Objectives Our objective was to explore the effects of extracorporeal membrane oxygenation (ECMO) on the pharmacokinetics of dexmedetomidine hydrochloride via vitro and in vivo experiments Design A single-center animal investigation. Setting An experimental animal facility in a tertiary hospital. Participants Eighteen male Landrace pigs. Interventions For the in vitro experiment, ECMO circuits were primed with whole blood solutions of dexmedetomidine at different concentrations and ran ex vivo. The adsorption rates of dexmedetomidine hydrochloride in ECMO circuits and control glass tubes were compared at 60 minutes, 5 hours, and 10 hours after the start of the in vitro experiment. In the in vivo experiment, 12 Landrace pigs were randomly allocated to the venovenous ECMO group or the control group. Dexmedetomidine hydrochloride (1 mu g/kg) was administered to both groups. Blood samples were collected at 0 minutes, 5 minutes, 10 minutes, 15 minutes, 20 minutes, 30 minutes, 45 minutes, 60 minutes, 90 minutes, 2 hours, 3 hours, 5 hours, 7 hours, and 10 hours after administration.
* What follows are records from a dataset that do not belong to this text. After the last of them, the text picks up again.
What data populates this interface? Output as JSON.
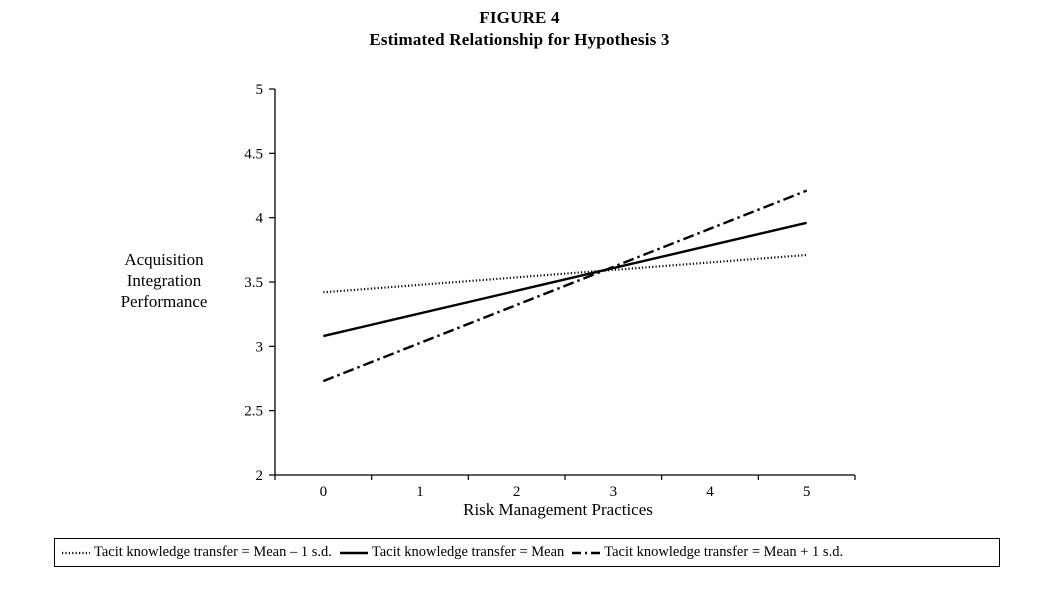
{
  "figure": {
    "number": "FIGURE 4",
    "title": "Estimated Relationship for Hypothesis 3"
  },
  "chart_data": {
    "type": "line",
    "xlabel": "Risk Management Practices",
    "ylabel_lines": [
      "Acquisition",
      "Integration",
      "Performance"
    ],
    "xlim": [
      -0.5,
      5.5
    ],
    "ylim": [
      2,
      5
    ],
    "x_ticks": [
      0,
      1,
      2,
      3,
      4,
      5
    ],
    "x_tick_labels": [
      "0",
      "1",
      "2",
      "3",
      "4",
      "5"
    ],
    "y_ticks": [
      2,
      2.5,
      3,
      3.5,
      4,
      4.5,
      5
    ],
    "y_tick_labels": [
      "2",
      "2.5",
      "3",
      "3.5",
      "4",
      "4.5",
      "5"
    ],
    "grid": false,
    "legend_position": "bottom",
    "series": [
      {
        "name": "Tacit knowledge transfer = Mean – 1 s.d.",
        "style": "dotted",
        "color": "#000000",
        "x": [
          0,
          5
        ],
        "y": [
          3.42,
          3.71
        ]
      },
      {
        "name": "Tacit knowledge transfer = Mean",
        "style": "solid",
        "color": "#000000",
        "x": [
          0,
          5
        ],
        "y": [
          3.08,
          3.96
        ]
      },
      {
        "name": "Tacit knowledge transfer = Mean + 1 s.d.",
        "style": "dash-dot",
        "color": "#000000",
        "x": [
          0,
          5
        ],
        "y": [
          2.73,
          4.21
        ]
      }
    ]
  }
}
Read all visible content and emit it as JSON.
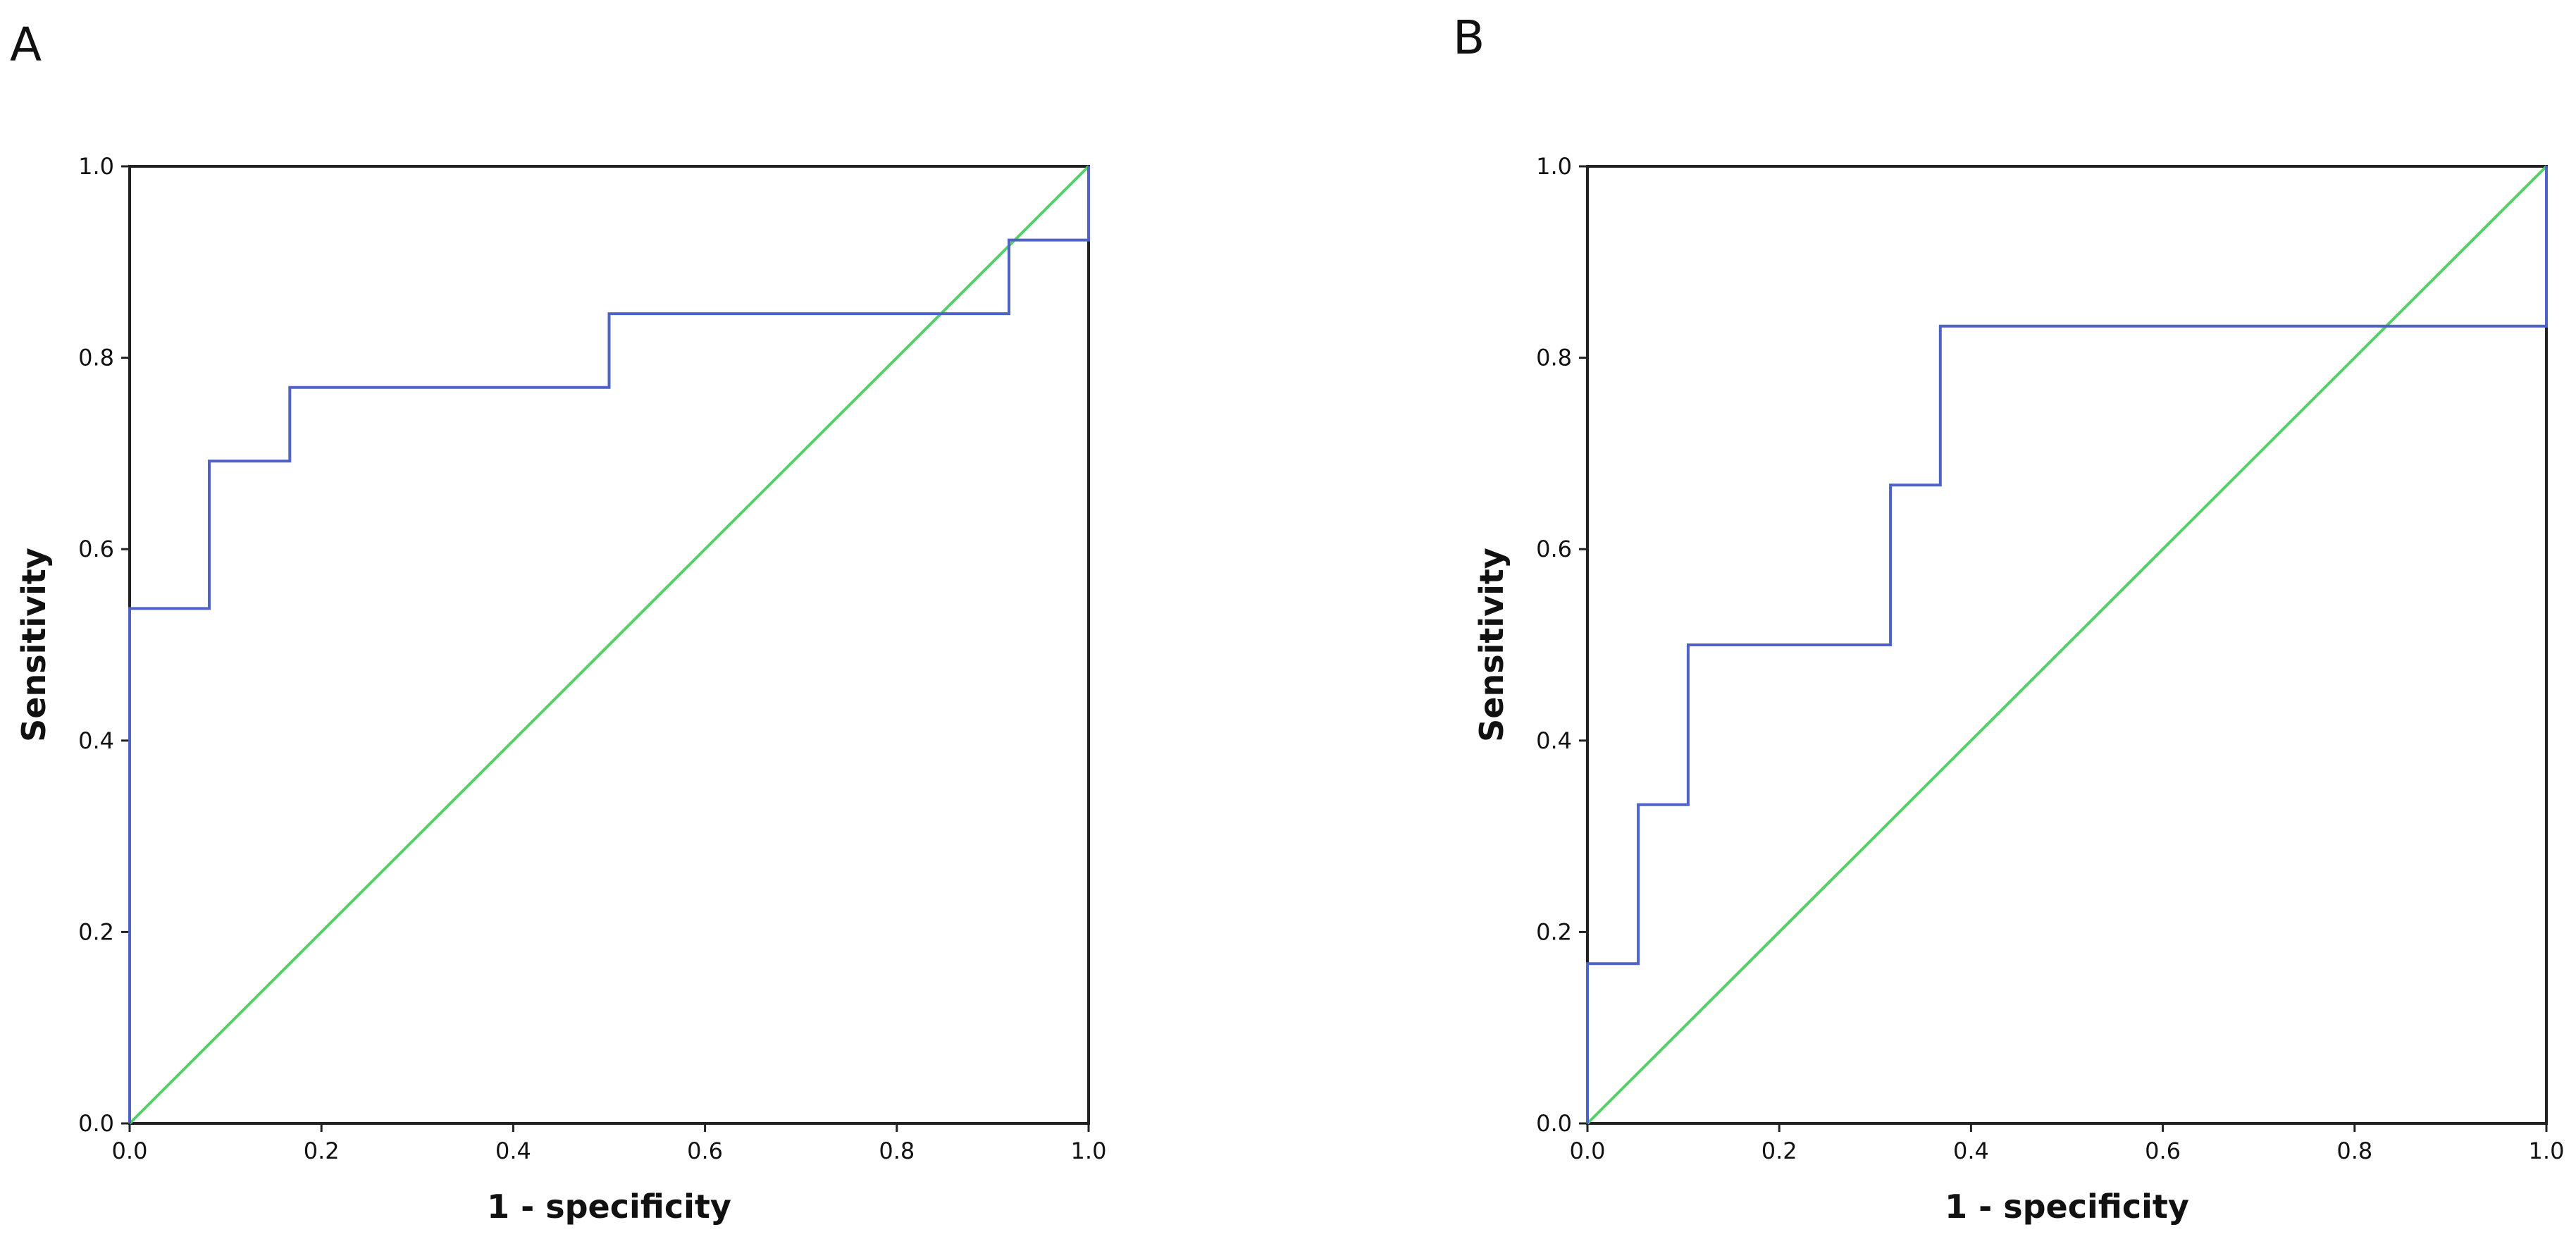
{
  "chart_data": [
    {
      "panel": "A",
      "type": "line",
      "title": "",
      "xlabel": "1 - specificity",
      "ylabel": "Sensitivity",
      "xlim": [
        0,
        1
      ],
      "ylim": [
        0,
        1
      ],
      "x_ticks": [
        "0.0",
        "0.2",
        "0.4",
        "0.6",
        "0.8",
        "1.0"
      ],
      "y_ticks": [
        "0.0",
        "0.2",
        "0.4",
        "0.6",
        "0.8",
        "1.0"
      ],
      "grid": false,
      "legend": "none",
      "series": [
        {
          "name": "ROC curve",
          "color": "#4f63c6",
          "step": true,
          "x": [
            0.0,
            0.0,
            0.083,
            0.083,
            0.167,
            0.167,
            0.5,
            0.5,
            0.917,
            0.917,
            1.0,
            1.0
          ],
          "y": [
            0.0,
            0.538,
            0.538,
            0.692,
            0.692,
            0.769,
            0.769,
            0.846,
            0.846,
            0.923,
            0.923,
            1.0
          ]
        },
        {
          "name": "Reference line",
          "color": "#55d067",
          "x": [
            0,
            1
          ],
          "y": [
            0,
            1
          ]
        }
      ]
    },
    {
      "panel": "B",
      "type": "line",
      "title": "",
      "xlabel": "1 - specificity",
      "ylabel": "Sensitivity",
      "xlim": [
        0,
        1
      ],
      "ylim": [
        0,
        1
      ],
      "x_ticks": [
        "0.0",
        "0.2",
        "0.4",
        "0.6",
        "0.8",
        "1.0"
      ],
      "y_ticks": [
        "0.0",
        "0.2",
        "0.4",
        "0.6",
        "0.8",
        "1.0"
      ],
      "grid": false,
      "legend": "none",
      "series": [
        {
          "name": "ROC curve",
          "color": "#4f63c6",
          "step": true,
          "x": [
            0.0,
            0.0,
            0.053,
            0.053,
            0.105,
            0.105,
            0.316,
            0.316,
            0.368,
            0.368,
            1.0,
            1.0
          ],
          "y": [
            0.0,
            0.167,
            0.167,
            0.333,
            0.333,
            0.5,
            0.5,
            0.667,
            0.667,
            0.833,
            0.833,
            1.0
          ]
        },
        {
          "name": "Reference line",
          "color": "#55d067",
          "x": [
            0,
            1
          ],
          "y": [
            0,
            1
          ]
        }
      ]
    }
  ]
}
The plasma concentrations of dexmedetomidine were measured, and pharmacokinetic analysis was conducted in both groups. Measurements and Main Results The results revealed no significant difference in adsorption rates of dexmedetomidine hydrochloride in ECMO circuits at 60 minutes and 5 hours, but differences were observed at 10 hours. In vivo experiment, pharmacokinetic analysis revealed no significant difference in the area under the curve (AUC(0-t)), AUC(0-infinity), distribution half-life, elimination half-life, clearance, apparent volume of distribution, mean residence time or peak drug concentrations between the 2 groups (p > 0.05). Conclusions The ECMO circuit had an adsorption effect on dexmedetomidine hydrochloride, but this effect was not sufficient to impact the in vivo pharmacokinetics of dexmedetomidine significantly. The effect of ECMO on the pharmacokinetics of dexmedetomidine hydrochloride was not significant.